As so often is the case in instances of police brutality, the officers were untruthful in their reports and the truth came out because video existed, said L. Chris Stewart, an attorney for Hollins. After this incident, he said, Gwinnett County prosecutors had to throw out dozens of cases because they could not rely on the reports filed by these officers.
“The people of Gwinnett County suffered because of these officers,” Stewart said.
Hollins was driving a red Acura Integra with no license plate and a brake light that did not work, and switched lanes three times without signaling, according to an incident report filed by Bongiovanni. The lawsuit says Hollins obeyed traffic laws, had two functioning brake lights and his vehicle tag was visible through the rear window.
The lawsuit says the original stop “was not supported by actual or arguable reasonable suspicion or probable cause” to believe he had committed a traffic offense or violated any other law. Even if the traffic stop had been justified, Bongiovanni acted “in an objectively unreasonable manner” in violation of Hollins’ rights, it says.
In nearly 20 years with the department, Bongiovanni had previously reported 67 use-of-force incidents. Only four were investigated and only because of formal citizen complaints, the lawsuit says. He was ultimately exonerated in all four.
Officers must file a report whenever they use physical force against a person, and supervisors are supposed to investigate that use of force to make sure it is justified and complies with department policy. But supervisors in the Gwinnett County police department routinely approved officers’ reports and closed the cases without any investigation, the lawsuit says.
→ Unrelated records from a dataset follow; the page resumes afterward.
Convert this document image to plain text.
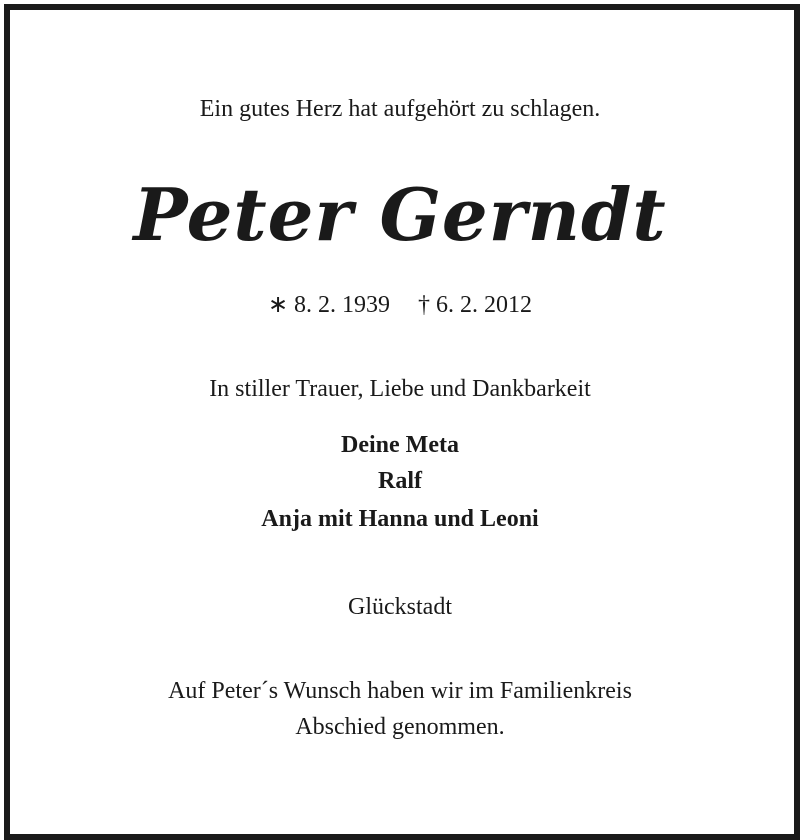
Ein gutes Herz hat aufgehört zu schlagen.
Peter Gerndt
∗ 8. 2. 1939 † 6. 2. 2012
In stiller Trauer, Liebe und Dankbarkeit
Deine Meta
Ralf
Anja mit Hanna und Leoni
Glückstadt
Auf Peter´s Wunsch haben wir im Familienkreis
Abschied genommen.
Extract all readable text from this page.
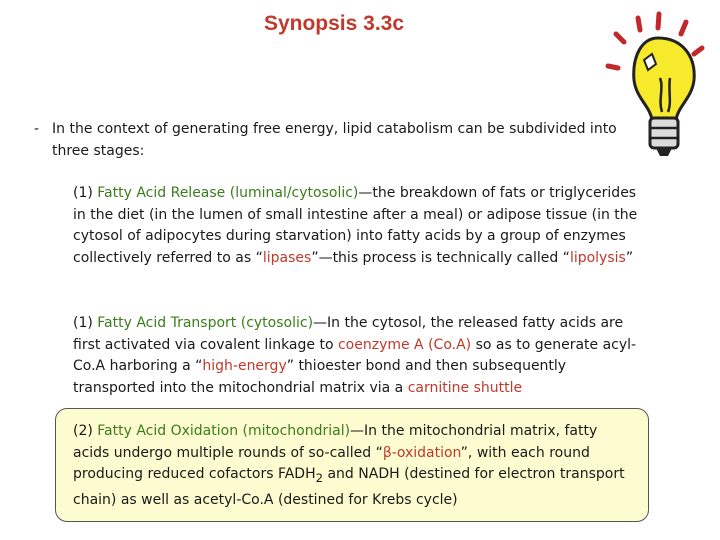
Synopsis 3.3c
- In the context of generating free energy, lipid catabolism can be subdivided into three stages:
(1) Fatty Acid Release (luminal/cytosolic)—the breakdown of fats or triglycerides in the diet (in the lumen of small intestine after a meal) or adipose tissue (in the cytosol of adipocytes during starvation) into fatty acids by a group of enzymes collectively referred to as “lipases”—this process is technically called “lipolysis”
(1) Fatty Acid Transport (cytosolic)—In the cytosol, the released fatty acids are first activated via covalent linkage to coenzyme A (Co.A) so as to generate acyl-Co.A harboring a “high-energy” thioester bond and then subsequently transported into the mitochondrial matrix via a carnitine shuttle
(2) Fatty Acid Oxidation (mitochondrial)—In the mitochondrial matrix, fatty acids undergo multiple rounds of so-called “β-oxidation”, with each round producing reduced cofactors $FADH_2$ and NADH (destined for electron transport chain) as well as acetyl-Co.A (destined for Krebs cycle)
Almost all of Bongiovanni’s prior use-of-force reports lacked sufficient information to determine whether they were justified, the lawsuit says. Additionally, Bongiovanni and McDonald had a history of using excessive force when responding to calls together, the lawsuit says.
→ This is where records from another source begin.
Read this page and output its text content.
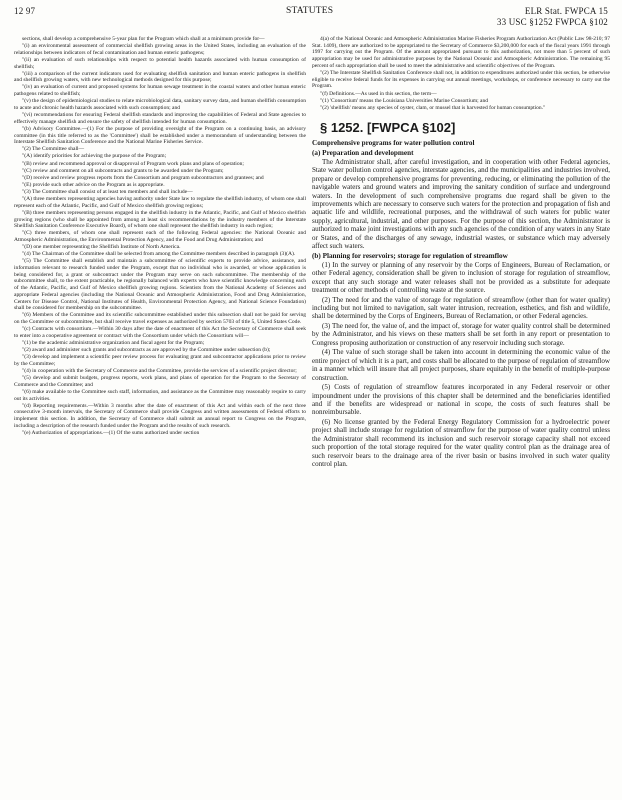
12 97	STATUTES	ELR Stat. FWPCA 15
33 USC §1252 FWPCA §102

sections, shall develop a comprehensive 5-year plan for the Program which shall at a minimum provide for—

"(i) an environmental assessment of commercial shellfish growing areas in the United States, including an evaluation of the relationships between indicators of fecal contamination and human enteric pathogens;

"(ii) an evaluation of such relationships with respect to potential health hazards associated with human consumption of shellfish;

"(iii) a comparison of the current indicators used for evaluating shellfish sanitation and human enteric pathogens in shellfish and shellfish growing waters, with new technological methods designed for this purpose;

"(iv) an evaluation of current and proposed systems for human sewage treatment in the coastal waters and other human enteric pathogens related to shellfish;

"(v) the design of epidemiological studies to relate microbiological data, sanitary survey data, and human shellfish consumption to acute and chronic health hazards associated with such consumption; and

"(vi) recommendations for ensuring Federal shellfish standards and improving the capabilities of Federal and State agencies to effectively manage shellfish and ensure the safety of shellfish intended for human consumption.

"(b) Advisory Committee.—(1) For the purpose of providing oversight of the Program on a continuing basis, an advisory committee (in this title referred to as the 'Committee') shall be established under a memorandum of understanding between the Interstate Shellfish Sanitation Conference and the National Marine Fisheries Service.

"(2) The Committee shall—

"(A) identify priorities for achieving the purpose of the Program;

"(B) review and recommend approval or disapproval of Program work plans and plans of operation;

"(C) review and comment on all subcontracts and grants to be awarded under the Program;

"(D) receive and review progress reports from the Consortium and program subcontractors and grantees; and

"(E) provide such other advice on the Program as is appropriate.

"(3) The Committee shall consist of at least ten members and shall include—

"(A) three members representing agencies having authority under State law to regulate the shellfish industry, of whom one shall represent each of the Atlantic, Pacific, and Gulf of Mexico shellfish growing regions;

"(B) three members representing persons engaged in the shellfish industry in the Atlantic, Pacific, and Gulf of Mexico shellfish growing regions (who shall be appointed from among at least six recommendations by the industry members of the Interstate Shellfish Sanitation Conference Executive Board), of whom one shall represent the shellfish industry in each region;

"(C) three members, of whom one shall represent each of the following Federal agencies: the National Oceanic and Atmospheric Administration, the Environmental Protection Agency, and the Food and Drug Administration; and

"(D) one member representing the Shellfish Institute of North America.

"(4) The Chairman of the Committee shall be selected from among the Committee members described in paragraph (3)(A).

"(5) The Committee shall establish and maintain a subcommittee of scientific experts to provide advice, assistance, and information relevant to research funded under the Program, except that no individual who is awarded, or whose application is being considered for, a grant or subcontract under the Program may serve on such subcommittee. The membership of the subcommittee shall, to the extent practicable, be regionally balanced with experts who have scientific knowledge concerning each of the Atlantic, Pacific, and Gulf of Mexico shellfish growing regions. Scientists from the National Academy of Sciences and appropriate Federal agencies (including the National Oceanic and Atmospheric Administration, Food and Drug Administration, Centers for Disease Control, National Institutes of Health, Environmental Protection Agency, and National Science Foundation) shall be considered for membership on the subcommittee.

"(6) Members of the Committee and its scientific subcommittee established under this subsection shall not be paid for serving on the Committee or subcommittee, but shall receive travel expenses as authorized by section 5703 of title 5, United States Code.

"(c) Contracts with consortium.—Within 30 days after the date of enactment of this Act the Secretary of Commerce shall seek to enter into a cooperative agreement or contract with the Consortium under which the Consortium will—

"(1) be the academic administrative organization and fiscal agent for the Program;

"(2) award and administer such grants and subcontracts as are approved by the Committee under subsection (b);

"(3) develop and implement a scientific peer review process for evaluating grant and subcontractor applications prior to review by the Committee;

"(4) in cooperation with the Secretary of Commerce and the Committee, provide the services of a scientific project director;

"(5) develop and submit budgets, progress reports, work plans, and plans of operation for the Program to the Secretary of Commerce and the Committee; and

"(6) make available to the Committee such staff, information, and assistance as the Committee may reasonably require to carry out its activities.

"(d) Reporting requirements.—Within 3 months after the date of enactment of this Act and within each of the next three consecutive 3-month intervals, the Secretary of Commerce shall provide Congress and written assessments of Federal efforts to implement this section. In addition, the Secretary of Commerce shall submit an annual report to Congress on the Program, including a description of the research funded under the Program and the results of such research.

"(e) Authorization of appropriations.—(1) Of the sums authorized under section

4(a) of the National Oceanic and Atmospheric Administration Marine Fisheries Program Authorization Act (Public Law 98-210; 97 Stat. 1409), there are authorized to be appropriated to the Secretary of Commerce $3,200,000 for each of the fiscal years 1991 through 1997 for carrying out the Program. Of the amount appropriated pursuant to this authorization, not more than 5 percent of such appropriation may be used for administrative purposes by the National Oceanic and Atmospheric Administration. The remaining 95 percent of such appropriation shall be used to meet the administrative and scientific objectives of the Program.

"(2) The Interstate Shellfish Sanitation Conference shall not, in addition to expenditures authorized under this section, be otherwise eligible to receive federal funds for its expenses in carrying out annual meetings, workshops, or conference necessary to carry out the Program.

"(f) Definitions.—As used in this section, the term—

"(1) 'Consortium' means the Louisiana Universities Marine Consortium; and

"(2) 'shellfish' means any species of oyster, clam, or mussel that is harvested for human consumption."

§ 1252. [FWPCA §102]
Comprehensive programs for water pollution control
(a) Preparation and development

The Administrator shall, after careful investigation, and in cooperation with other Federal agencies, State water pollution control agencies, interstate agencies, and the municipalities and industries involved, prepare or develop comprehensive programs for preventing, reducing, or eliminating the pollution of the navigable waters and ground waters and improving the sanitary condition of surface and underground waters. In the development of such comprehensive programs due regard shall be given to the improvements which are necessary to conserve such waters for the protection and propagation of fish and aquatic life and wildlife, recreational purposes, and the withdrawal of such waters for public water supply, agricultural, industrial, and other purposes. For the purpose of this section, the Administrator is authorized to make joint investigations with any such agencies of the condition of any waters in any State or States, and of the discharges of any sewage, industrial wastes, or substance which may adversely affect such waters.

(b) Planning for reservoirs; storage for regulation of streamflow

(1) In the survey or planning of any reservoir by the Corps of Engineers, Bureau of Reclamation, or other Federal agency, consideration shall be given to inclusion of storage for regulation of streamflow, except that any such storage and water releases shall not be provided as a substitute for adequate treatment or other methods of controlling waste at the source.

(2) The need for and the value of storage for regulation of streamflow (other than for water quality) including but not limited to navigation, salt water intrusion, recreation, esthetics, and fish and wildlife, shall be determined by the Corps of Engineers, Bureau of Reclamation, or other Federal agencies.

(3) The need for, the value of, and the impact of, storage for water quality control shall be determined by the Administrator, and his views on these matters shall be set forth in any report or presentation to Congress proposing authorization or construction of any reservoir including such storage.

(4) The value of such storage shall be taken into account in determining the economic value of the entire project of which it is a part, and costs shall be allocated to the purpose of regulation of streamflow in a manner which will insure that all project purposes, share equitably in the benefit of multiple-purpose construction.

(5) Costs of regulation of streamflow features incorporated in any Federal reservoir or other impoundment under the provisions of this chapter shall be determined and the beneficiaries identified and if the benefits are widespread or national in scope, the costs of such features shall be nonreimbursable.

(6) No license granted by the Federal Energy Regulatory Commission for a hydroelectric power project shall include storage for regulation of streamflow for the purpose of water quality control unless the Administrator shall recommend its inclusion and such reservoir storage capacity shall not exceed such proportion of the total storage required for the water quality control plan as the drainage area of such reservoir bears to the drainage area of the river basin or basins involved in such water quality control plan.
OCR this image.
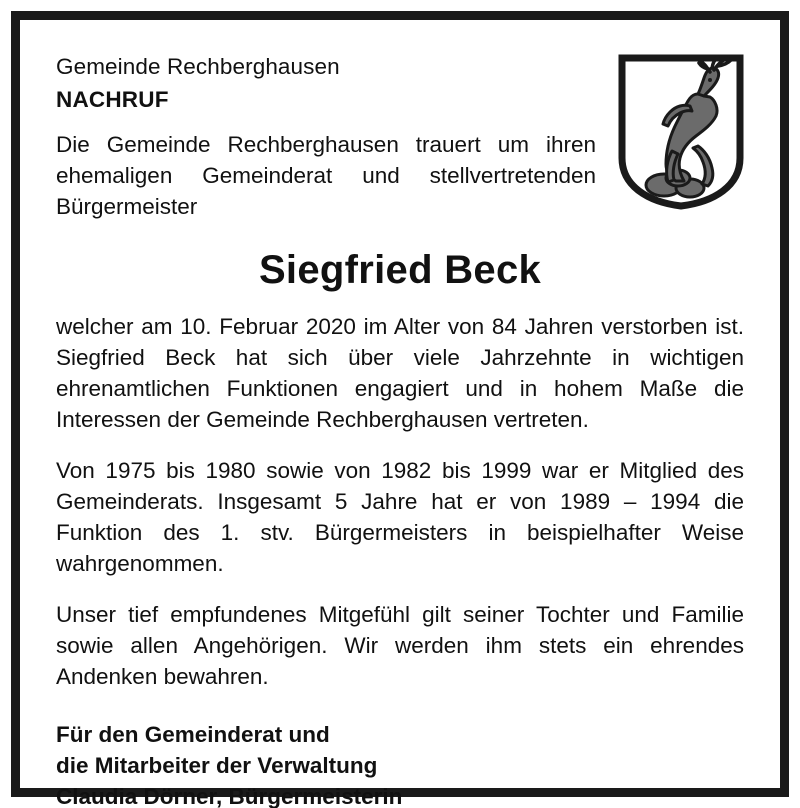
Gemeinde Rechberghausen
NACHRUF
Die Gemeinde Rechberghausen trauert um ihren ehemaligen Gemeinderat und stellvertretenden Bürgermeister
Siegfried Beck

welcher am 10. Februar 2020 im Alter von 84 Jahren verstorben ist. Siegfried Beck hat sich über viele Jahrzehnte in wichtigen ehrenamtlichen Funktionen engagiert und in hohem Maße die Interessen der Gemeinde Rechberghausen vertreten.

Von 1975 bis 1980 sowie von 1982 bis 1999 war er Mitglied des Gemeinderats. Insgesamt 5 Jahre hat er von 1989 – 1994 die Funktion des 1. stv. Bürgermeisters in beispielhafter Weise wahrgenommen.

Unser tief empfundenes Mitgefühl gilt seiner Tochter und Familie sowie allen Angehörigen. Wir werden ihm stets ein ehrendes Andenken bewahren.

Für den Gemeinderat und
die Mitarbeiter der Verwaltung
Claudia Dörner, Bürgermeisterin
Bongiovanni pleaded no contest in June 2019 to aggravated assault and battery and was sentenced to six months in a work-release program and 10 years probation. A jury in February 2020 found McDonald guilty of aggravated assault, battery and violating his oath of office, and he was sentenced to 10 years probation.
The lawsuit, which was filed Sept. 10, asks for a jury trial and seeks compensatory and punitive damages, as well as attorneys’ fees and legal expenses.